Justin Lalancette. Pour une poétique de l’intimité
Chez Justin Lalancette, la juxtaposition de médiums variés, comme la peinture en aérosol sur la toile ou le trait de crayon à mine sur du papier calque, et de diverses techniques, dont le marouflage par strates successives des personnages mis en scène et le « couciu » 1, créent un effet de profondeur et de texture renversant.
Ancien peintre en direct au sein du collectif Lattakeuse D’image, le collagiste-peintre Justin Lalancette constate, en comparant la spontanéité du collagiste et celle de l’enfant : « Il n’y a pas plus difficile que tenter de reproduire le geste impulsif de l’enfant qui ne contrôle pas sa motricité, cette raideur, cette naïveté, que nous avons perdue [nous, adultes]. » Pour ce collagiste pour qui le langage des murs dans la ville n’a plus de secrets, les « croûtes » d’affiches – pour reprendre les termes de l’artiste (c’est-à-dire, les strates d’affiches lacérées) – constituent de la matière vivante. L’impatience couve derrière le premier geste du créateur…

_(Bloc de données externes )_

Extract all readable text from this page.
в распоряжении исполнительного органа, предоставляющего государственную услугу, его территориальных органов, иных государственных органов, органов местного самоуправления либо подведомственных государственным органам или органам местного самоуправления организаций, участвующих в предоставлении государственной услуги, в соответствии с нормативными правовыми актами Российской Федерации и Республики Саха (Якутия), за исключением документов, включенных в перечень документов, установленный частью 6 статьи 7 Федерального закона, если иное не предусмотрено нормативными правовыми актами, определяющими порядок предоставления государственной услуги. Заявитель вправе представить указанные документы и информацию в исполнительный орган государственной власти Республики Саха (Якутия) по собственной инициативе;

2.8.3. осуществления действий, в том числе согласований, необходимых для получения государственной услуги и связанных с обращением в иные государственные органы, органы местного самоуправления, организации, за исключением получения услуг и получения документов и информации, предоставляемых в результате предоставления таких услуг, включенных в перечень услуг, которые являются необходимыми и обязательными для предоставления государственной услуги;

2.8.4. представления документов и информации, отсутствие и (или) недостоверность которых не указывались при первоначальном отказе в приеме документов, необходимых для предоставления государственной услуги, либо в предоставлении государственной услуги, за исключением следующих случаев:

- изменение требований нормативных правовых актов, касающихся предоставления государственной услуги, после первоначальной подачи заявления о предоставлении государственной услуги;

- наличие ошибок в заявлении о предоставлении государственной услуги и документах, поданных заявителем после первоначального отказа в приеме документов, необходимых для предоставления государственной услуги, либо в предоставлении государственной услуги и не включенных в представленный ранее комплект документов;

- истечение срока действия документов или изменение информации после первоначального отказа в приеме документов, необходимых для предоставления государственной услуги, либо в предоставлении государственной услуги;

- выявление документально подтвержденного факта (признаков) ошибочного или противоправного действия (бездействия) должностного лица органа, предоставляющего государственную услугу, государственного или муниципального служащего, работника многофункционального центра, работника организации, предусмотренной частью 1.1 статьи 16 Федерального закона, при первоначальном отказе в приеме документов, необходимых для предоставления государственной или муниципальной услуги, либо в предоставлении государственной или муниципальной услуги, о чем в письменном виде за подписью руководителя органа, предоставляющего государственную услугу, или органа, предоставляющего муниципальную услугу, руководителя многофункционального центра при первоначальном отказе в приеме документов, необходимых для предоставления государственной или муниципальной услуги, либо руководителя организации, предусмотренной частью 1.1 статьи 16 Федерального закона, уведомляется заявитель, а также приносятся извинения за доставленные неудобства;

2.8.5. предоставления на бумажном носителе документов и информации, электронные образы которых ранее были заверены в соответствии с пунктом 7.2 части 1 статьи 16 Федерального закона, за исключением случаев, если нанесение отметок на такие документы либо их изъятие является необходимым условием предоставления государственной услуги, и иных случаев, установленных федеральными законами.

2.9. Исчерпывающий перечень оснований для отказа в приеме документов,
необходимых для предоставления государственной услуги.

Portée par la joie sauvage d’exprimer ces riches traces mémorielles, l’œuvre de Justin Lalancette est élaborée cependant méticuleusement. Chaque intervention est d’abord consignée par écrit, sorte de directive formelle et esthétique que l’artiste reporte avec soin sur du papier Arches. L’étude qui en découle, premier jet, est néanmoins une pièce unique car, une fois transposée sur une toile de grand format (119,4 x 119,4 ou 119,4 x 175,26 cm), elle formera un tout autre tableau.

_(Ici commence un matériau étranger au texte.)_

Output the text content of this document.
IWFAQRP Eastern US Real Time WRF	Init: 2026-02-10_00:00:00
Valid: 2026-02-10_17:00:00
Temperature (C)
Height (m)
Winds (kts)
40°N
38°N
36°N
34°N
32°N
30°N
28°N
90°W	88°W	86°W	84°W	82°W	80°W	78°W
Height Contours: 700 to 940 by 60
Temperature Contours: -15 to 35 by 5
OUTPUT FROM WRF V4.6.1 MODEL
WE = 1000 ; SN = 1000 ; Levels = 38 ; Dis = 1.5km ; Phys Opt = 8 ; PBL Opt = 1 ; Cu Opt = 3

L’artiste travaille à partir de photos de proches, d’amis, d’objets. Reproduit jusqu’à atteindre parfois la plus extrême surexposition (Le rêve américain), tantôt sans tête (Où sont les batteries ?), tantôt les yeux noircis au fusain, le corps figé des personnages soumis à notre regard est rendu méconnaissable. Rares aussi sont les mots compréhensibles dans les collages de Justin Lalancette : l’artiste tient à évacuer leur sens premier pour que de la fracture du réel naisse une lecture nouvelle.
Depuis peu, l’artiste agit différemment. « Je n’utilise plus les croûtes des autres, je fabrique les miennes », lance-t-il au sujet de ses nouvelles œuvres qui comportent toutes près de 15 interventions, comme Mauvaise fille de bouffe. Afin de conférer un caractère d’exécution dans l’urgence sous-jacente à l’activité illégale du graffiteur, l’artiste truffe sa toile de fausses imperfections : traits barrant sa composition ou traces de papier volontairement boursouflé. Il entame aussi une nouvelle série de tableaux sur le thème de l’intimité pour clore son observation des composantes du portrait classique. « Chaque tableau est un arrêt sur image, sans mise en scène cette fois. La surface est épurée, intemporelle, pour ne pas nuire à l’essence du portrait », ajoute-t-il. Avec Le visage d’Hélène, étude la plus récente, le collagiste signale son approfondissement de l’intimité assujettie aux médias sociaux et à la téléréalité. Une intimité qui, mise en abyme, est perpétuellement confrontée à deux états diamétralement opposés, comme la liberté et la contrainte.
Formés de strates fragiles, les collages de Justin Lalancette attestent, souvent avec tendresse, du caractère éphémère des êtres et des choses. Des moments précieux qu’il faudrait vite fixer, comme le fait si bien cet artiste qui achève toujours son œuvre par des assauts ultimes du ruban masque.
(1) Mot inventé par le collagiste poète tchèque Jirí Kolárř qui définit la technique qui consiste à arracher de nombreuses couches de papier ou à en poncer certaines directement sur le support, une technique développée du reste par l’artiste Jacques Villeglé.